New transmission lines proposed by utilities including Xcel Energy and up for review by the Minnesota Public Utilities Commission would add transmission capacity in the Buffalo Ridge area by 2013 or 2014. But that won’t help Outland, Bjorklund says. Because wind developments are queued up with MISO to gain access to transmission, those proposed public lines would benefit the wind projects that have already been in the queue for some time. Outland has a new project that would go to the back of the line: plans for a 200-mega-watt wind farm that it wants to build in northwestern Iowa.

The long MISO queue and backlogged megawatts of power generation waiting to be built are one measure of how constrained the transmission system is.

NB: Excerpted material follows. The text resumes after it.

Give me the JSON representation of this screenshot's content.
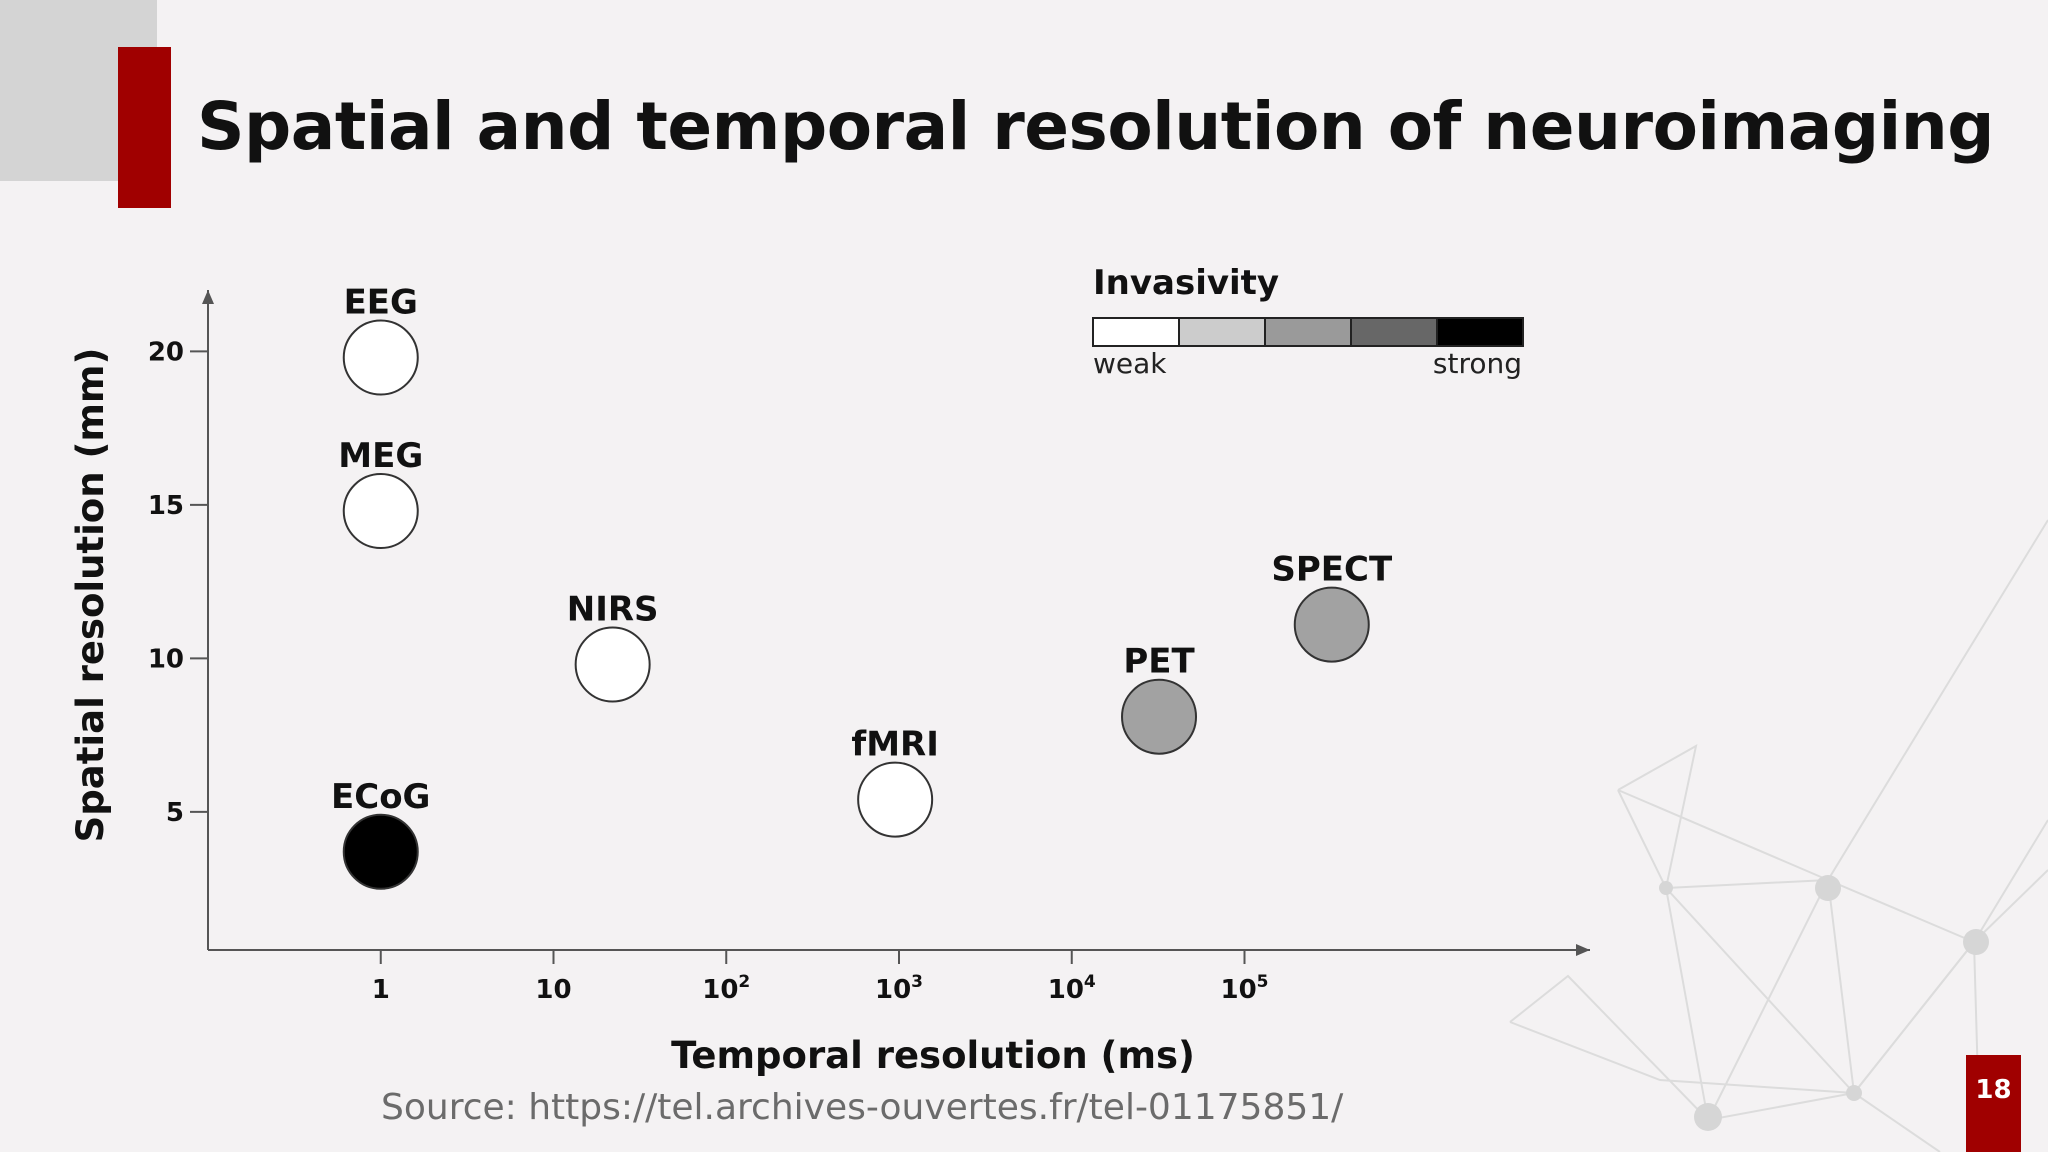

Another is this: The bottleneck is breeding innovation and risk taking.

Along with its Iowa wind project, Outland plans to build a privately financed 3,000-megawatt transmission line from Tracy, Minnesota, to Shakopee, at an estimated cost of $225 million.

Our line will ensure that we’re able to move our wind,” Bjorklund says. “When a utility builds a transmission line, they are subject to open access under FERC [the [Federal Energy Regulatory Commission], and then everybody gets in the queue. Our line insures that our wind projects will move out of the area.”

There are a few precedents elsewhere in the country, Bjorklund says, “We have a FERC attorney in D.C., and the first one we became aware of was a line called Sagebrush. That’s in California, and they did a private transmission line and were exempt from open access by FERC. Because of their status [as a power generator that sells wholesale to utilities], then the transmission is viewed as part of the generation.” There are other qualifying criteria, she adds. Bjorklund says an arm of Florida Power and Light, a major wind-energy developer, also built a private line in Colorado.